Incremental Urbanism

March 19, 2012 § Leave a comment

Recently, we were asked to share our perspective at a community event focused on the state of downtown Long Beach’s urban framework. The following is an excerpt from the presentation:

During these challenging economic times, and with the loss of redevelopment agencies, we’ve been impressed by the resilience of both downtown and its adjacent neighborhoods. Organic small-scale improvements (what we refer to as incremental urbanism) are collectively having a positive impact on our environment and support the city’s desire to be more sustainable and healthy.

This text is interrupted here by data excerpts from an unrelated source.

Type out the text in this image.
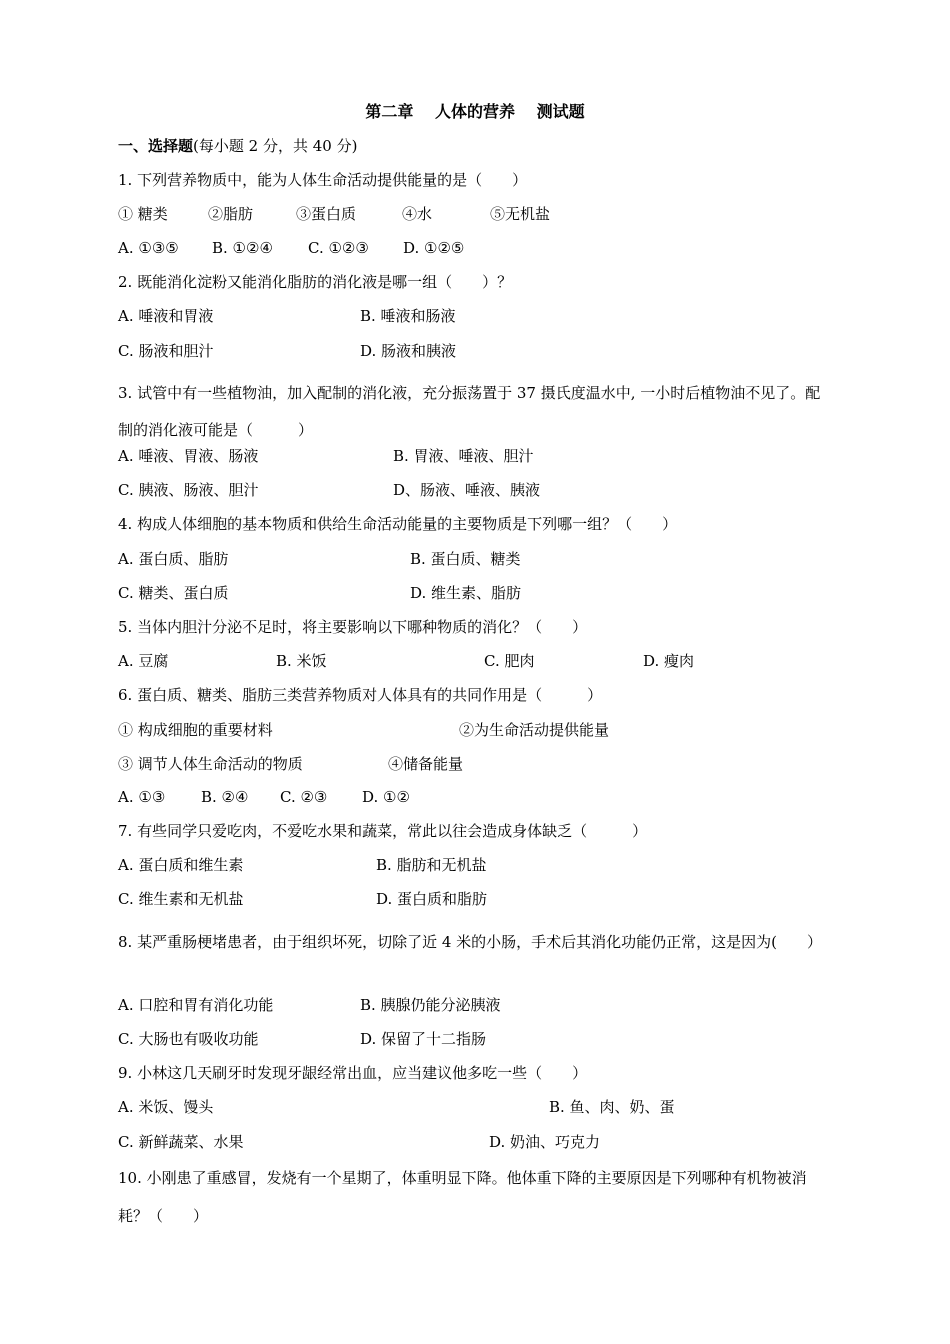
第二章 人体的营养 测试题
一、选择题(每小题 2 分，共 40 分)
1. 下列营养物质中，能为人体生命活动提供能量的是（　　）
① 糖类	②脂肪	③蛋白质	④水	⑤无机盐
A. ①③⑤ B. ①②④ C. ①②③ D. ①②⑤
2. 既能消化淀粉又能消化脂肪的消化液是哪一组（　　）？
A. 唾液和胃液	B. 唾液和肠液
C. 肠液和胆汁	D. 肠液和胰液
3. 试管中有一些植物油，加入配制的消化液，充分振荡置于 37 摄氏度温水中, 一小时后植物油不见了。配制的消化液可能是（　　　）
A. 唾液、胃液、肠液	B. 胃液、唾液、胆汁
C. 胰液、肠液、胆汁	D、肠液、唾液、胰液
4. 构成人体细胞的基本物质和供给生命活动能量的主要物质是下列哪一组？（　　）
A. 蛋白质、脂肪	B. 蛋白质、糖类
C. 糖类、蛋白质	D. 维生素、脂肪
5. 当体内胆汁分泌不足时，将主要影响以下哪种物质的消化？（　　）
A. 豆腐	B. 米饭	C. 肥肉	D. 瘦肉
6. 蛋白质、糖类、脂肪三类营养物质对人体具有的共同作用是（　　　）
① 构成细胞的重要材料	②为生命活动提供能量
③ 调节人体生命活动的物质	④储备能量
A. ①③ B. ②④ C. ②③ D. ①②
7. 有些同学只爱吃肉，不爱吃水果和蔬菜，常此以往会造成身体缺乏（　　　）
A. 蛋白质和维生素	B. 脂肪和无机盐
C. 维生素和无机盐	D. 蛋白质和脂肪
8. 某严重肠梗堵患者，由于组织坏死，切除了近 4 米的小肠，手术后其消化功能仍正常，这是因为(　　）
A. 口腔和胃有消化功能	B. 胰腺仍能分泌胰液
C. 大肠也有吸收功能	D. 保留了十二指肠
9. 小林这几天刷牙时发现牙龈经常出血，应当建议他多吃一些（　　）
A. 米饭、馒头	B. 鱼、肉、奶、蛋
C. 新鲜蔬菜、水果	D. 奶油、巧克力
10. 小刚患了重感冒，发烧有一个星期了，体重明显下降。他体重下降的主要原因是下列哪种有机物被消耗？（　　）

These improvements can be organized into three categories:

1. Adaptive Reuse

Approaching urban renewal by purchasing adjacent individual lots and clear-cutting buildings for block size development has now become cost-prohibitive, resulting in an increased interest in reuse. Excellent examples of unique building stock that has been re-positioned include 4th + Linden, 420 Fourth Street, and the Arts Building on Third Street.

 

2. Bike Facilities

The City of Long Beach continues to augment its reputation of being the most bike-friendly city in US. With a new bike station, cycle track, and bike boulevard, these projects benefit more than just cyclists. For example, the cycle track has transformed Broadway and Third Streets – once high speed freeway extensions – into livable complete streets promoting pedestrian activity and retail uses.

 

3. The Emergence of Local Retailers

Many professionally-run local businesses have filled in where national retailers were once courted. Downtown continues to gain vibrant retailers – such as Café Berlin, The GreenHouse, 4th Street Vine, Congregation Ale House, and Fingerprints – that bring value and a sense of place to our communities. In addition, the private sector is making bold new investments, such as Lola’s Mexican Cuisine‘s recent completion of Southern California’s first parklet (with at least two more on the way).

These investments are not only improving our downtown, but they’re also setting a solid foundation for the next economic boom; even if it’s far on the horizon, we are pleased to see progress happening now.